Cambridge Town Club Explained

Cambridge Town Club should not be confused with Cambridge Union Society.

Cambridge Town Club (CTC) was a first-class cricket club established in Cambridge before 1817. Among notable players who represented CTC were Tom Hayward senior, Robert Carpenter and George Tarrant. It co-existed with Cambridge University Cricket Club, an entirely separate entity, and the two teams played each other on numerous occasions.[1]

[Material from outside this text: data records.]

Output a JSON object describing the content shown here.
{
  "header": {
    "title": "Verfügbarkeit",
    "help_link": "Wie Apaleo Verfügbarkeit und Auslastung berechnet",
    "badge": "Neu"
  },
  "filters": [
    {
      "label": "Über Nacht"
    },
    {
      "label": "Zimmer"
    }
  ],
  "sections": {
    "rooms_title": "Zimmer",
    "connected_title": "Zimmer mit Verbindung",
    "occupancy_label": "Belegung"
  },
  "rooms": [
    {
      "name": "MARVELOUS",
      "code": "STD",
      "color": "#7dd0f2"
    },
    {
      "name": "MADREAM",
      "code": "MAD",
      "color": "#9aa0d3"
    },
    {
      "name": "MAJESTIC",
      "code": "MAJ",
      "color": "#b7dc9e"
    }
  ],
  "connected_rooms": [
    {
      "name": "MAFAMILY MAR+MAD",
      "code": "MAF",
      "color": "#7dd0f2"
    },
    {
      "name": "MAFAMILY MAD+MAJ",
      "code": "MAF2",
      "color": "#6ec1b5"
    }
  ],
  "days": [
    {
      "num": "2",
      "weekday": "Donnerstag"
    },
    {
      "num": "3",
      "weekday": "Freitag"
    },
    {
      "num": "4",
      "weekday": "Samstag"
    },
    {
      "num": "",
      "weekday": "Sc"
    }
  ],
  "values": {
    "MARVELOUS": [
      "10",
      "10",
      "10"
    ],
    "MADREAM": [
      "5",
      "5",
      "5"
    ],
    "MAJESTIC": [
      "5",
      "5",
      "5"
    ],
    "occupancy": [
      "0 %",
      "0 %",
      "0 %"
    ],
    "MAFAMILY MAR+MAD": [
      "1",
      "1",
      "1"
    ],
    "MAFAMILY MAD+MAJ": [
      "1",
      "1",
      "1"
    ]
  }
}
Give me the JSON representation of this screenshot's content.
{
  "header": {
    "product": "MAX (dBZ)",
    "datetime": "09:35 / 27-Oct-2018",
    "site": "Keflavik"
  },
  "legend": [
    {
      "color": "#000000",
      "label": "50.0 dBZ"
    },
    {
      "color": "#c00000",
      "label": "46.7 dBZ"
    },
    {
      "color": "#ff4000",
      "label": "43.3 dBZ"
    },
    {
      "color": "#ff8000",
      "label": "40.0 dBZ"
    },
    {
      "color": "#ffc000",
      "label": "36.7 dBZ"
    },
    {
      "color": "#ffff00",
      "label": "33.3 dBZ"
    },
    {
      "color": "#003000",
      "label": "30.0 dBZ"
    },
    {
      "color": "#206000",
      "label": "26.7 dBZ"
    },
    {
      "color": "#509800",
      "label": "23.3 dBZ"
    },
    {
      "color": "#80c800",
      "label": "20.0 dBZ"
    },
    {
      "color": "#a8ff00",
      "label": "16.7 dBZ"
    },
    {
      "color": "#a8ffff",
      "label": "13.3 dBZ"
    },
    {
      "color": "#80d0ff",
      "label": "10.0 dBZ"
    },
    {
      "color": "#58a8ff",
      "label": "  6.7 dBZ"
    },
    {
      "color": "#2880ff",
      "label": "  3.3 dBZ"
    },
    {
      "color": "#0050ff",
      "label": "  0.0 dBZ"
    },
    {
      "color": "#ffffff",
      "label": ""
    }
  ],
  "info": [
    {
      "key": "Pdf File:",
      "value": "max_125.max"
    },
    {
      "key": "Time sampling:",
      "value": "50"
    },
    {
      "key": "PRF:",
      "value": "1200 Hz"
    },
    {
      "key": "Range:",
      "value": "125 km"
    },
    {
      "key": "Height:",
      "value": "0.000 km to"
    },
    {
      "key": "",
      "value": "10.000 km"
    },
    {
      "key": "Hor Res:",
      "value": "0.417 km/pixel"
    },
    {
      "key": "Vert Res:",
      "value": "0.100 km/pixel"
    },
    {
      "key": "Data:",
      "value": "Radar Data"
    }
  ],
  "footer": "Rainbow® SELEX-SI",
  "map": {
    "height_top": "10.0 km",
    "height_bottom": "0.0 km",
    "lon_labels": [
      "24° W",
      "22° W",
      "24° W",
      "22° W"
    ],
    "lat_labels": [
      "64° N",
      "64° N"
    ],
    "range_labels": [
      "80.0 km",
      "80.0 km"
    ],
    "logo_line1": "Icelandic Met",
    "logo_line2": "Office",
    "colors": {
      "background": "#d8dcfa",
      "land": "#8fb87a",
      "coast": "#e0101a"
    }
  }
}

As with similar leading town clubs, the CTC team was representative of the county of Cambridgeshire as a whole and it ultimately evolved into the original Cambridgeshire county club, but various team names were in use and the town and county clubs were effectively the same thing, both of them folding by the end of the 1870s.[2] The names used for first-class matches were Cambridge Town Club (1817–61), Cambridgeshire (1844–71), Cambridge Union Club (1826–33), Cambridge Townsmen (one match only in 1848) and the Cambridge Town and County Club (1844–56). According to the Association of Cricket Statisticians and Historians (ACS), this nomenclature has created a scenario whereby "it is impossible to separate the Town Club from that of the County in major matches".[3] The modern Cambridgeshire County Cricket Club, which plays in the Minor Counties Championship, was founded in 1891 and has no connection with the CTC.[4]

Bibliography

Notes and References

  1. ACS, Important Cricket Matches, pp. 32–39.
  2. Birley, p.83.
  3. ACS, Important Cricket Matches, pp. 6–7.
  4. Wisden Cricketers' Almanack, 1983 edition, p. 278.